Wednesday, April 15, 2009

Response on Rubrics

Gary Brown responds below to my post on rubrics, in which I refer to the Washington State University's critical thinking project. This is taken from his comment to my previous post here. His detailed and thoughtful response deserves better visibility and formatting than the comment section provides, so I've reproduced it in full below.

David makes some interesting points and opens a critical discussion (pun intended), using WSU’s critical thinking rubric as foil for his admittedly geeky folly.

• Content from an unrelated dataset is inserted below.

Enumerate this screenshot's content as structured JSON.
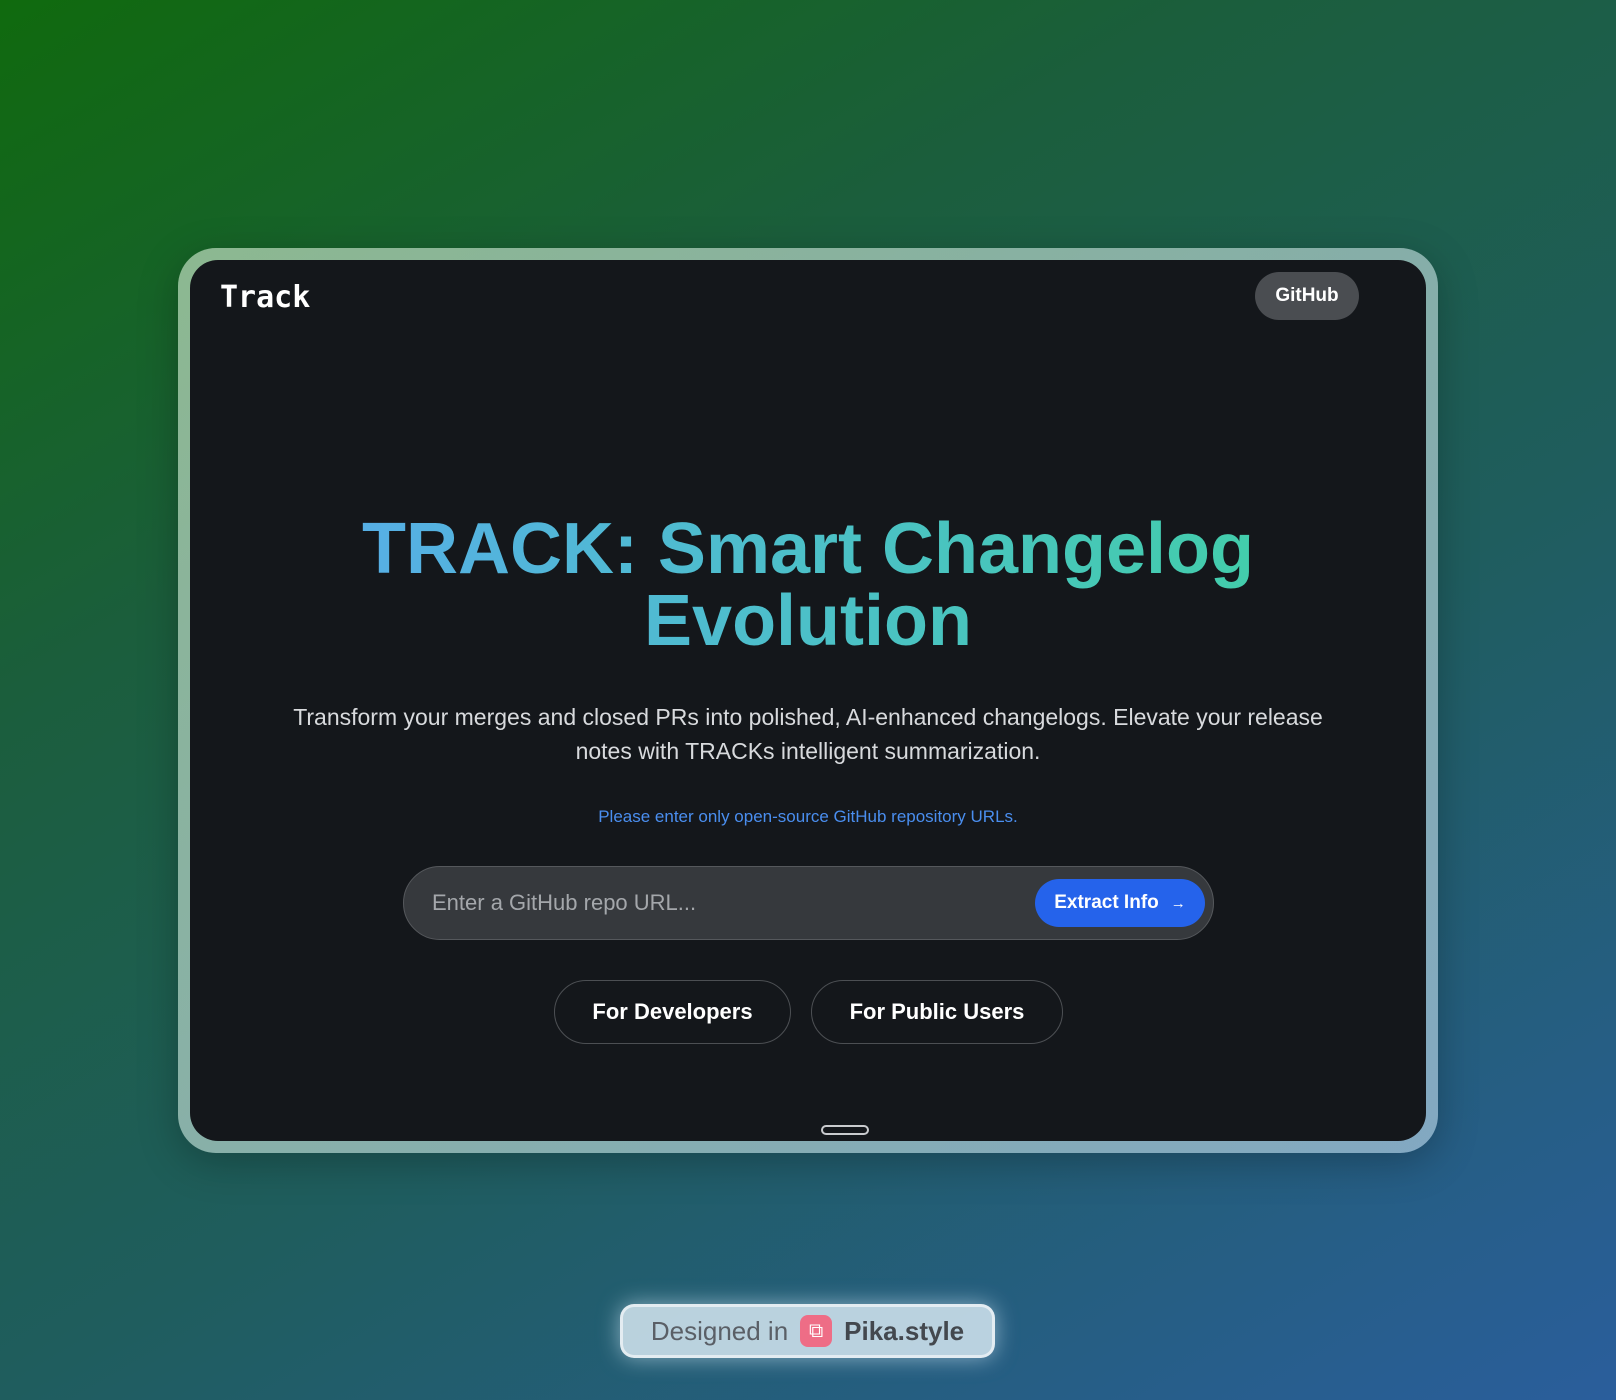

I see his geek, and raise him my own folly.

First, thanks for the kind words about our rubric. Having looked at innumerable rubrics, none including ours being perfect, we do think ours is pretty good—especially as it has been vetted by friends (and foes) from around the globe and across many many cultures, all of whom have added to and helped to refine the work. Still, as good as the rubric gets, it is never any better than the use to which it is applied.

To clarify, let me tackle some of David’s specific points. He says critical thinking is “too fuzzy.” In our view, however, the extent of that fuzziness is wholly a reflection of the context to which it is put. As William Carlos Williams the doctor poet said, “no idea but in things.” In practice this means we always assess not only the work students share, but the assignments that evince that work. (More on this in a bit.)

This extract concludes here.